In Thailand, Thaksin faces an arrest warrant for failing to testify in an abuse-of-power case against him and his wife Potjaman. Other corruption charges are pending.
Thailand's Constitution Court on May 30 disbanded the Thai Rak Thai Party and banned its 111 executives, including Thaksin, from politics for the next five years.
The old TRT clique, however, includes another 200 formerly elected members of parliament, who are now gearing up to contest the December polls under new non-Thaksin banners.
But the junta has already done its best to make sure that neither Thaksin nor some Thaksin-like politician will ever be able to rise to such a pinnacle of elected power again.

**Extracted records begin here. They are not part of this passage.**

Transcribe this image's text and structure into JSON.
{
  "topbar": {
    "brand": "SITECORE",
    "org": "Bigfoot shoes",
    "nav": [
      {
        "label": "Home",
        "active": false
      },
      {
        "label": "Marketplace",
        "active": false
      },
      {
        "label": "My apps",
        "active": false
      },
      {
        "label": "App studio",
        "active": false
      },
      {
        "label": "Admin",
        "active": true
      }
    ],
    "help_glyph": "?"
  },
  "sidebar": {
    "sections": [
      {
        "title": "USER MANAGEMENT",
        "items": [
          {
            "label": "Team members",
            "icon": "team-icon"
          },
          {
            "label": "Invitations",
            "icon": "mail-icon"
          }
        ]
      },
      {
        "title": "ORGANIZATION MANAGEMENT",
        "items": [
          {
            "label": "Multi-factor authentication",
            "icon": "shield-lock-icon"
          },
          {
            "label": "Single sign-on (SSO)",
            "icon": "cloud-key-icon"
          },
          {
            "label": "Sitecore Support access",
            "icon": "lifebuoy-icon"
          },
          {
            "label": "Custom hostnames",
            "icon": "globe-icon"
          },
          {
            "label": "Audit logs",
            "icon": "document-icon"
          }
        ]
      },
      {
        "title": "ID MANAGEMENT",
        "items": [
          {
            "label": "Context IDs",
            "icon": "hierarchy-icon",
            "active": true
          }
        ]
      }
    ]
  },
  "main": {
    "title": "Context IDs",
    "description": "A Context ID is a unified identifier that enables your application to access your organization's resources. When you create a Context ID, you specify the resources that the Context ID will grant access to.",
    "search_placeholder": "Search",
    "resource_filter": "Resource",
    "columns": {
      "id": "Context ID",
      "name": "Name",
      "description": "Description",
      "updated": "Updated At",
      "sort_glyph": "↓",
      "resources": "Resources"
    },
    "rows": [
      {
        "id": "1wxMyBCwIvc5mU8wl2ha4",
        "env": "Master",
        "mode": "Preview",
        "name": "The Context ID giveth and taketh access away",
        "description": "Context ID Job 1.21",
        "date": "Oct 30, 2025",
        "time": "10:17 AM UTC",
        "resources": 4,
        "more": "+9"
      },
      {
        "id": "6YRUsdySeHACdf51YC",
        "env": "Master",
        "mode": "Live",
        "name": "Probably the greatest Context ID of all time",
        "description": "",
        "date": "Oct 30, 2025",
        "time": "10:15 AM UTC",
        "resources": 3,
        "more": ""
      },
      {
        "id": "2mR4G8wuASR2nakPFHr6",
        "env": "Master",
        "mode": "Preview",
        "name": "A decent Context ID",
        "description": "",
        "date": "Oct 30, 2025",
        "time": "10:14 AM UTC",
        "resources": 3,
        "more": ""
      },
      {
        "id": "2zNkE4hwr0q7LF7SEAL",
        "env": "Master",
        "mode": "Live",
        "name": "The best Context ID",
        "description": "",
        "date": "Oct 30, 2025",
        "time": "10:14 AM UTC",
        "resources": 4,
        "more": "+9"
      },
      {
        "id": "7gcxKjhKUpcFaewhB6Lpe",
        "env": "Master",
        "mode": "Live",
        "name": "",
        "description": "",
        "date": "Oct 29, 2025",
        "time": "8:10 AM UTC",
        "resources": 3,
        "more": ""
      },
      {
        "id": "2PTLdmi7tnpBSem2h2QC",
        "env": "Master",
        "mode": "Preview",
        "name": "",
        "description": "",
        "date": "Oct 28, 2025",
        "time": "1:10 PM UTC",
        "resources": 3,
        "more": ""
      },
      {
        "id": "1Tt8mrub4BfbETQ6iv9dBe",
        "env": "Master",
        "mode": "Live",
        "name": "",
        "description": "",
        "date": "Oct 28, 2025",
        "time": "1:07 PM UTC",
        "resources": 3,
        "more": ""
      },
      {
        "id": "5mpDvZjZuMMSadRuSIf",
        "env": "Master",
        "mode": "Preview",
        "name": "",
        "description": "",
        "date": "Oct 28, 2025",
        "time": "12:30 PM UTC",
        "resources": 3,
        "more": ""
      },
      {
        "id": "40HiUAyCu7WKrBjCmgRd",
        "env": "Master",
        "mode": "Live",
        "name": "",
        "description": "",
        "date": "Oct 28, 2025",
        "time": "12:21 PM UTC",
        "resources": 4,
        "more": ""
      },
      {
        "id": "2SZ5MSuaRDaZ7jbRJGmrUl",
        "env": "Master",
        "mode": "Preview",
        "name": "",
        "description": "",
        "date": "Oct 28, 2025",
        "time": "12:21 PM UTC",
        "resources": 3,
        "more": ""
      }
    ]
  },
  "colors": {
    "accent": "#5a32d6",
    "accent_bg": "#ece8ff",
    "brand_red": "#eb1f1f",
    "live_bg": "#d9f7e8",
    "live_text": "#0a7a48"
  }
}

The referendum-endorsed 2007 charter, drafted by a military-appointed committee, has essentially weakened Thailand's elected politicians and strengthened the hand of the bureaucracy and the military.
For instance, the 2007 charter mandates that nearly half of the Senate body will be appointed by a seven-person committee selected from Thailand's judiciary.
Besides dragging the judiciary into Thai politics, this will also give the Senate tremendous clout over the elected Lower House, including the right to launch impeachment motions.
"This will be a way of bring the elite into control," said Jon Ungpakorn, a former senator under the elected system. "The Senate will become a place for retired civil servants," he predicted.
One good outcome from the referendum's lukewarm mandate for the charter, is that the military may now think twice about pushing through its frightening national security act.
"I think they will be careful not to do something now that is going to stir people up, because now the country is totally divided, much more so than it was before the referendum," said Baker.